As the trail split to go in one direction up to the saddle below Humboldt and in the other direction to the upper lake, I took the opportunity to refill my water bottles at the upper lake before heading up the hill. From the lake the breathtaking view of Broken Hand Peak and the valley I had hiked up made me pause a few minutes to take it all in.
This view shows the path up to the false summit from the saddle.
Along the trail to the summit of Humboldt there is one false summit and a fair amount of scrambling. The rock hopping is quite fun. Just so we're clear, when I say "trail" I mean a somewhat marked path through a field of rocks up the side of a mountain.
The view of Colony Baldy to the north is also magnificent.
A reasonable amount of cairns marks the way.

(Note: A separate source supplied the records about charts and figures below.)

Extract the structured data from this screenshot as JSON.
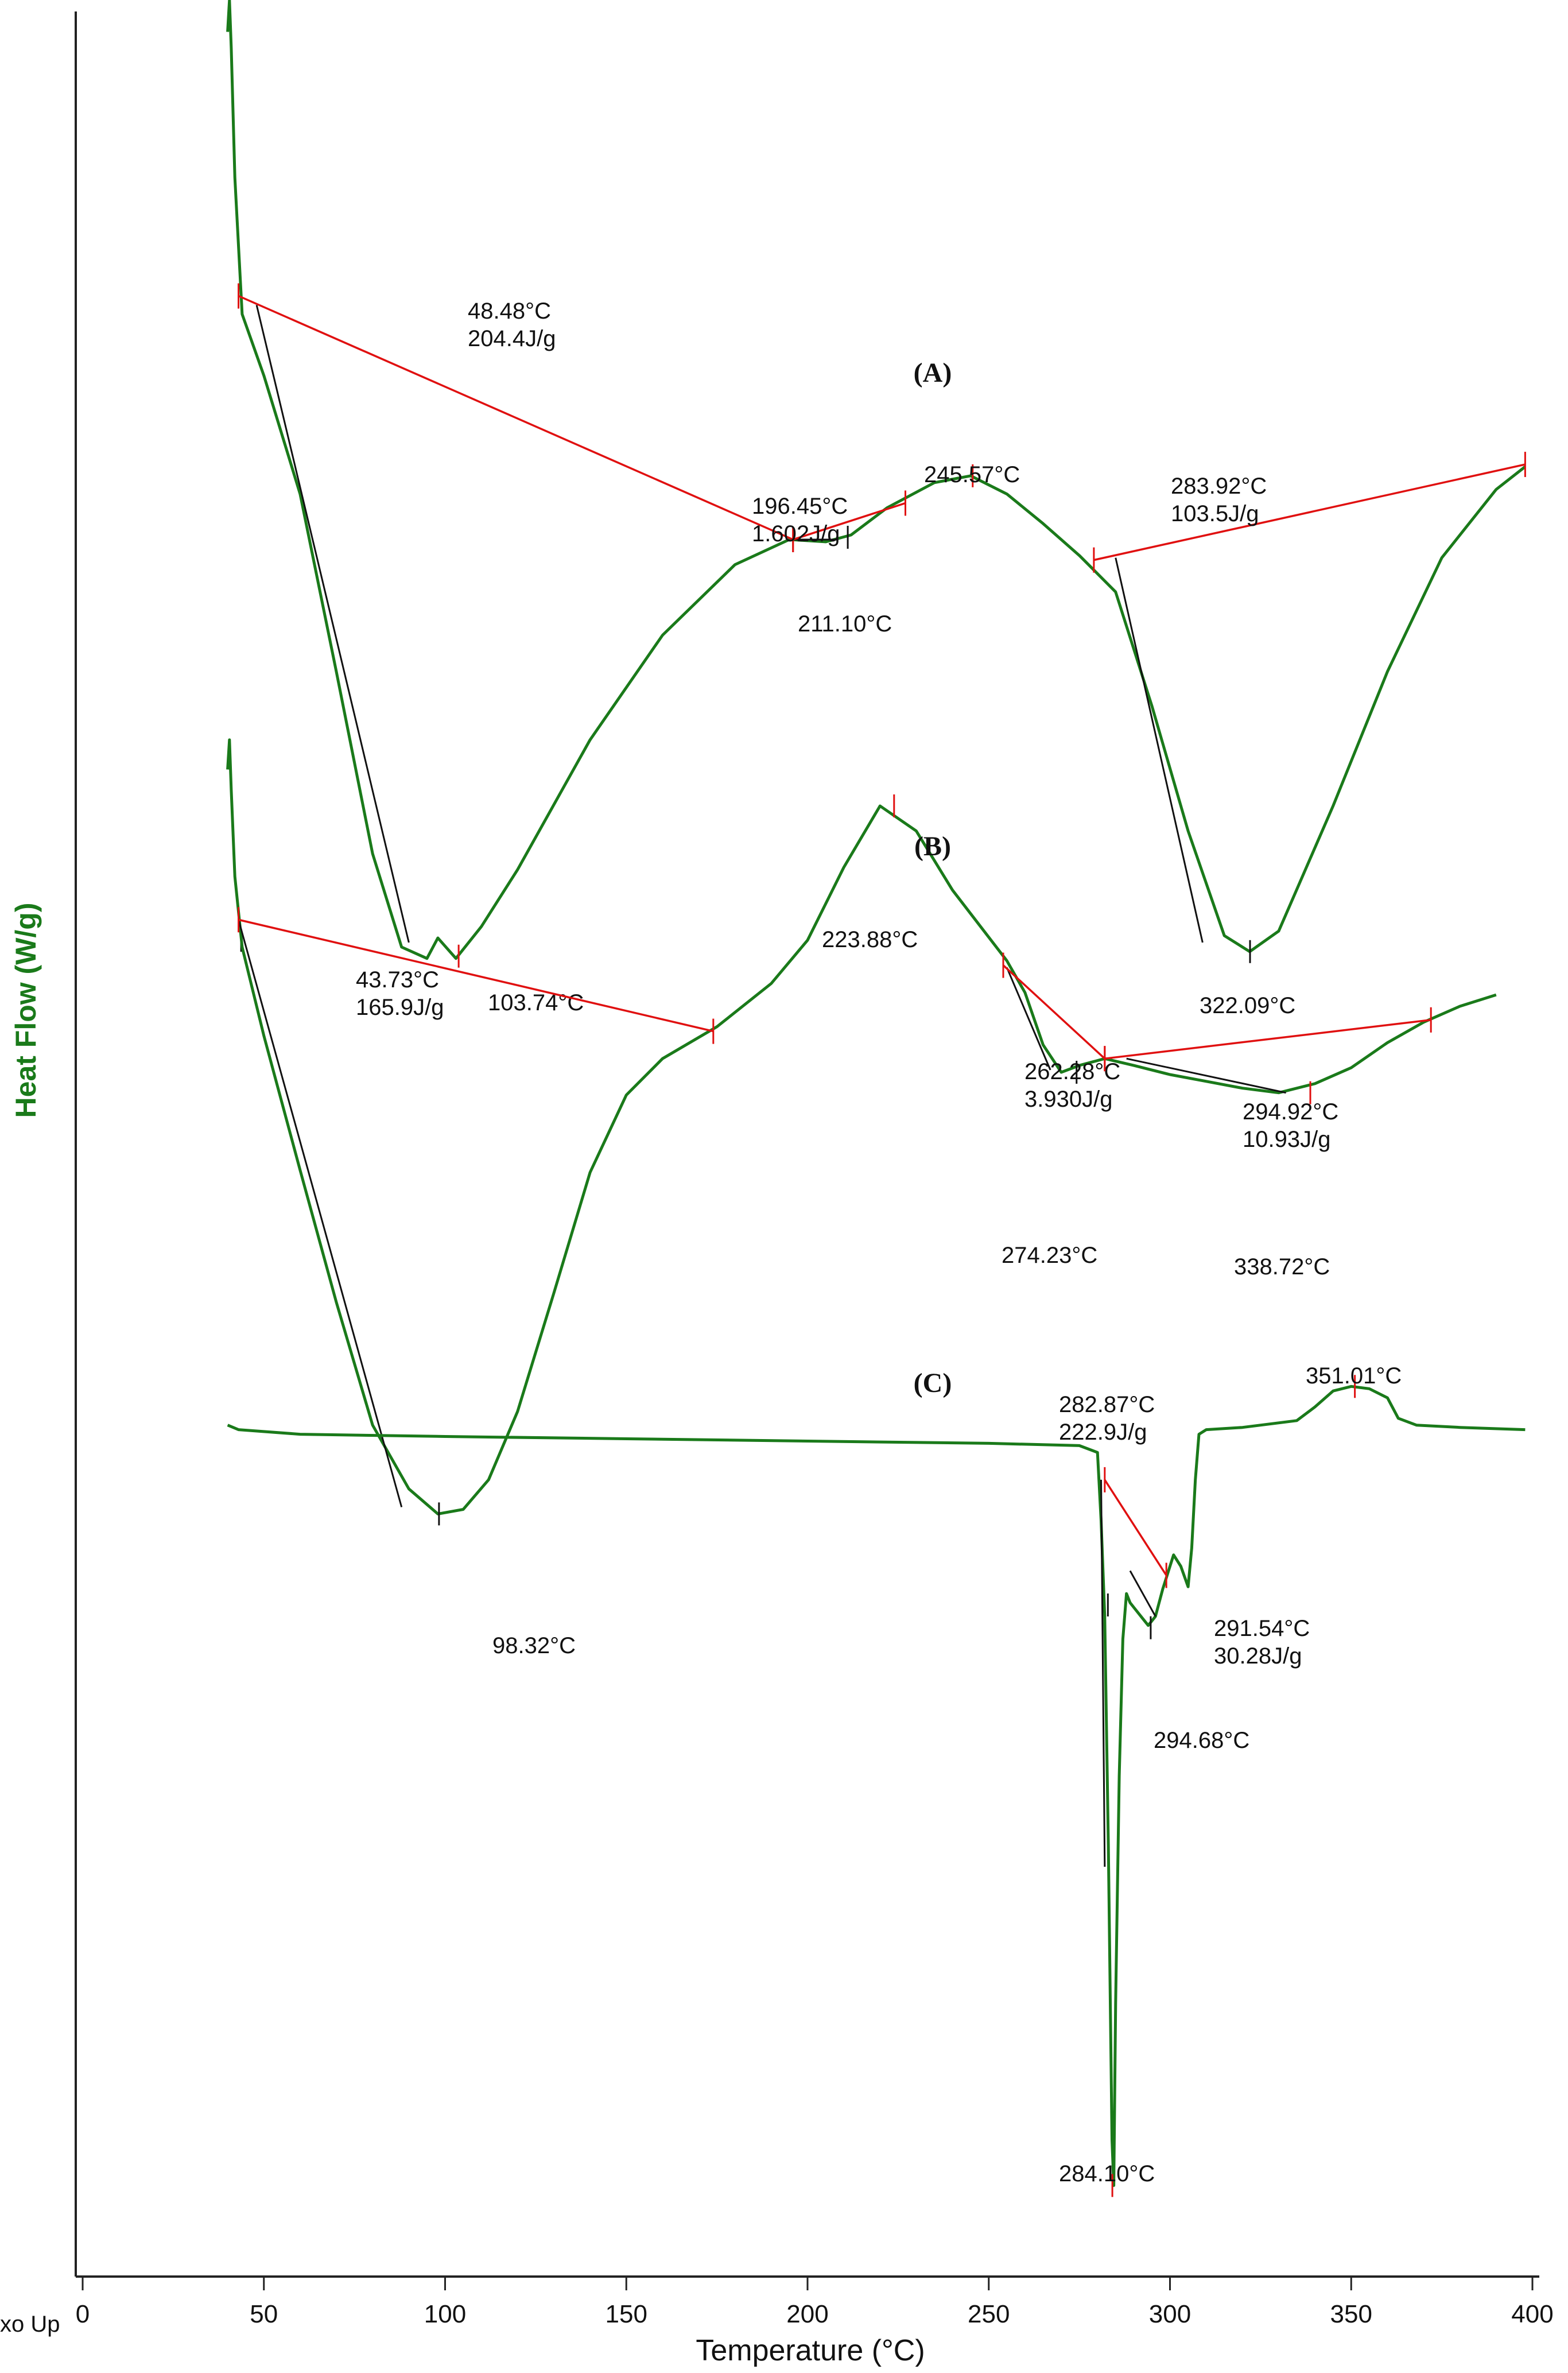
{
  "chart_data": {
    "type": "line",
    "xlabel": "Temperature (°C)",
    "ylabel": "Heat Flow (W/g)",
    "corner_text": "xo Up",
    "xlim": [
      0,
      400
    ],
    "ylim": [
      0,
      100
    ],
    "xticks": [
      0,
      50,
      100,
      150,
      200,
      250,
      300,
      350,
      400
    ],
    "colors": {
      "curve": "#1a7a1a",
      "integration": "#e01010",
      "tangent": "#111111",
      "axis": "#222222",
      "ylabel": "#1a7a1a"
    },
    "series": [
      {
        "name": "(A)",
        "points": [
          [
            40,
            98.6
          ],
          [
            40.5,
            100
          ],
          [
            41,
            97.9
          ],
          [
            42,
            92.2
          ],
          [
            44,
            86.2
          ],
          [
            50,
            83.5
          ],
          [
            60,
            78.3
          ],
          [
            70,
            70.5
          ],
          [
            80,
            62.5
          ],
          [
            88,
            58.4
          ],
          [
            95,
            57.9
          ],
          [
            98,
            58.8
          ],
          [
            103,
            57.9
          ],
          [
            110,
            59.3
          ],
          [
            120,
            61.8
          ],
          [
            140,
            67.5
          ],
          [
            160,
            72.1
          ],
          [
            180,
            75.2
          ],
          [
            195,
            76.3
          ],
          [
            205,
            76.2
          ],
          [
            212,
            76.5
          ],
          [
            222,
            77.7
          ],
          [
            235,
            78.8
          ],
          [
            245,
            79.1
          ],
          [
            255,
            78.3
          ],
          [
            265,
            77.0
          ],
          [
            275,
            75.6
          ],
          [
            285,
            74.0
          ],
          [
            295,
            69.0
          ],
          [
            305,
            63.5
          ],
          [
            315,
            58.9
          ],
          [
            322,
            58.2
          ],
          [
            330,
            59.1
          ],
          [
            345,
            64.6
          ],
          [
            360,
            70.5
          ],
          [
            375,
            75.5
          ],
          [
            390,
            78.5
          ],
          [
            398,
            79.5
          ]
        ],
        "peaks": [
          {
            "label_lines": [
              "43.73°C",
              "165.9J/g"
            ],
            "x": 43.73,
            "y": 58.7
          },
          {
            "label_lines": [
              "103.74°C"
            ],
            "x": 103.74,
            "y": 58.0
          },
          {
            "label_lines": [
              "211.10°C"
            ],
            "x": 211.1,
            "y": 76.4
          },
          {
            "label_lines": [
              "245.57°C"
            ],
            "x": 245.57,
            "y": 79.1
          },
          {
            "label_lines": [
              "322.09°C"
            ],
            "x": 322.09,
            "y": 58.2
          }
        ],
        "integrations": [
          {
            "label_lines": [
              "48.48°C",
              "204.4J/g"
            ],
            "from": [
              43,
              87.0
            ],
            "to": [
              196,
              76.3
            ]
          },
          {
            "label_lines": [
              "196.45°C",
              "1.602J/g"
            ],
            "from": [
              196,
              76.3
            ],
            "to": [
              227,
              77.9
            ]
          },
          {
            "label_lines": [
              "283.92°C",
              "103.5J/g"
            ],
            "from": [
              279,
              75.4
            ],
            "to": [
              398,
              79.6
            ]
          }
        ],
        "onsets": [
          [
            [
              48,
              86.6
            ],
            [
              90,
              58.6
            ]
          ],
          [
            [
              196,
              76.3
            ],
            [
              208,
              76.3
            ]
          ],
          [
            [
              285,
              75.5
            ],
            [
              309,
              58.6
            ]
          ]
        ]
      },
      {
        "name": "(B)",
        "points": [
          [
            40,
            66.2
          ],
          [
            40.5,
            67.5
          ],
          [
            41,
            65.3
          ],
          [
            42,
            61.5
          ],
          [
            44,
            58.4
          ],
          [
            50,
            54.5
          ],
          [
            60,
            48.6
          ],
          [
            70,
            42.8
          ],
          [
            80,
            37.4
          ],
          [
            90,
            34.6
          ],
          [
            98,
            33.5
          ],
          [
            105,
            33.7
          ],
          [
            112,
            35.0
          ],
          [
            120,
            38.0
          ],
          [
            130,
            43.2
          ],
          [
            140,
            48.5
          ],
          [
            150,
            51.9
          ],
          [
            160,
            53.5
          ],
          [
            175,
            54.9
          ],
          [
            190,
            56.8
          ],
          [
            200,
            58.7
          ],
          [
            210,
            61.9
          ],
          [
            220,
            64.6
          ],
          [
            230,
            63.5
          ],
          [
            240,
            60.9
          ],
          [
            255,
            57.8
          ],
          [
            260,
            56.4
          ],
          [
            265,
            54.1
          ],
          [
            270,
            52.9
          ],
          [
            275,
            53.2
          ],
          [
            282,
            53.5
          ],
          [
            290,
            53.2
          ],
          [
            300,
            52.8
          ],
          [
            310,
            52.5
          ],
          [
            320,
            52.2
          ],
          [
            330,
            52.0
          ],
          [
            340,
            52.4
          ],
          [
            350,
            53.1
          ],
          [
            360,
            54.2
          ],
          [
            370,
            55.1
          ],
          [
            380,
            55.8
          ],
          [
            390,
            56.3
          ]
        ],
        "peaks": [
          {
            "label_lines": [
              "98.32°C"
            ],
            "x": 98.32,
            "y": 33.5
          },
          {
            "label_lines": [
              "223.88°C"
            ],
            "x": 223.88,
            "y": 64.6
          },
          {
            "label_lines": [
              "274.23°C"
            ],
            "x": 274.23,
            "y": 52.9
          },
          {
            "label_lines": [
              "338.72°C"
            ],
            "x": 338.72,
            "y": 52.0
          }
        ],
        "integrations": [
          {
            "label_lines": [
              "262.28°C",
              "3.930J/g"
            ],
            "from": [
              254,
              57.6
            ],
            "to": [
              282,
              53.5
            ]
          },
          {
            "label_lines": [
              "294.92°C",
              "10.93J/g"
            ],
            "from": [
              282,
              53.5
            ],
            "to": [
              372,
              55.2
            ]
          }
        ],
        "baselines": [
          [
            [
              43,
              59.6
            ],
            [
              174,
              54.7
            ]
          ]
        ],
        "onsets": [
          [
            [
              43,
              59.6
            ],
            [
              88,
              33.8
            ]
          ],
          [
            [
              255,
              57.5
            ],
            [
              267,
              53.0
            ]
          ],
          [
            [
              288,
              53.5
            ],
            [
              332,
              52.0
            ]
          ]
        ]
      },
      {
        "name": "(C)",
        "points": [
          [
            40,
            37.4
          ],
          [
            43,
            37.2
          ],
          [
            60,
            37.0
          ],
          [
            100,
            36.9
          ],
          [
            150,
            36.8
          ],
          [
            200,
            36.7
          ],
          [
            250,
            36.6
          ],
          [
            275,
            36.5
          ],
          [
            280,
            36.2
          ],
          [
            281,
            33.2
          ],
          [
            282,
            29.0
          ],
          [
            283,
            19.0
          ],
          [
            284,
            6.0
          ],
          [
            284.5,
            4.0
          ],
          [
            285,
            12.0
          ],
          [
            286,
            22.0
          ],
          [
            287,
            28.0
          ],
          [
            288,
            30.0
          ],
          [
            289,
            29.6
          ],
          [
            290,
            29.4
          ],
          [
            292,
            29.0
          ],
          [
            294,
            28.6
          ],
          [
            296,
            29.0
          ],
          [
            298,
            30.2
          ],
          [
            301,
            31.7
          ],
          [
            303,
            31.2
          ],
          [
            305,
            30.3
          ],
          [
            306,
            32.0
          ],
          [
            307,
            35.0
          ],
          [
            308,
            37.0
          ],
          [
            310,
            37.2
          ],
          [
            320,
            37.3
          ],
          [
            335,
            37.6
          ],
          [
            340,
            38.2
          ],
          [
            345,
            38.9
          ],
          [
            350,
            39.1
          ],
          [
            355,
            39.0
          ],
          [
            360,
            38.6
          ],
          [
            363,
            37.7
          ],
          [
            368,
            37.4
          ],
          [
            380,
            37.3
          ],
          [
            398,
            37.2
          ]
        ],
        "peaks": [
          {
            "label_lines": [
              "282.87°C",
              "222.9J/g"
            ],
            "x": 282.87,
            "y": 29.5
          },
          {
            "label_lines": [
              "284.10°C"
            ],
            "x": 284.1,
            "y": 4.0
          },
          {
            "label_lines": [
              "294.68°C"
            ],
            "x": 294.68,
            "y": 28.5
          },
          {
            "label_lines": [
              "351.01°C"
            ],
            "x": 351.01,
            "y": 39.1
          }
        ],
        "integrations": [
          {
            "label_lines": [
              "291.54°C",
              "30.28J/g"
            ],
            "from": [
              282,
              35.0
            ],
            "to": [
              299,
              30.8
            ]
          }
        ],
        "onsets": [
          [
            [
              281,
              35.0
            ],
            [
              282,
              18.0
            ]
          ],
          [
            [
              289,
              31.0
            ],
            [
              296,
              29.0
            ]
          ]
        ]
      }
    ]
  }
}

This picture is looking back toward the Crestones.
The trail doesn’t actually go over the false summit, although there’s nothing stopping the more adventurous folks from doing that. The trail veers to the right side of the summit then becomes a grassy area with the north east face cliff on the left. Tundra vegetation is tough but delicate; tough because it withstands the harsh environment, but delicate because it's difficult to rejuvenate after it's been destroyed. Plus it provides the scarce food for the animal life that live up here. So, please try to avoid walking on it as much as possible.
There is some exposure here for folks who want it. I generally don’t, but I moved close enough to the edge to take this shot just for you.
There are a couple rock shelters near the summit. I walked a little further along the summit thinking it was higher, then when I looked back the place I came from looked higher. So, in any case, I was at the summit – shown here with the Crestones behind me.
The southern view of the rest of the Sangres is worthy of a good stare.
I lingered on the summit long enough to take a few pictures, enjoy some conversation with fellow hikers, and eat some summit food. Today it was tuna and crackers, complemented by peanut M&Ms.
The down-path allowed for views that were to our back on the way up.
I've shown a couple dozen pictures here. But I don’t want to make all this seem like it's only a place of beautiful mountains. It’s deeper than what my camera can show or my words can express. Call it destiny; call it adventure; call it whatever you like. These places are magnificent, not just because of the scenery, but also because of what it does to the people who spend time here. We are inspired; we are humbled; we become stronger in spirit; we are reminded that our modern lives lack perspective. We find that these places restore our faith in humanity and help us recognize the miracles and goodness around us every day. And I think we all need some of that. Maybe those of us who go here are destined to find adventure so that we can be the best people we can be.
I encourage everyone to step out into whatever adventure you are drawn to so that you can become part of the thing that makes you great!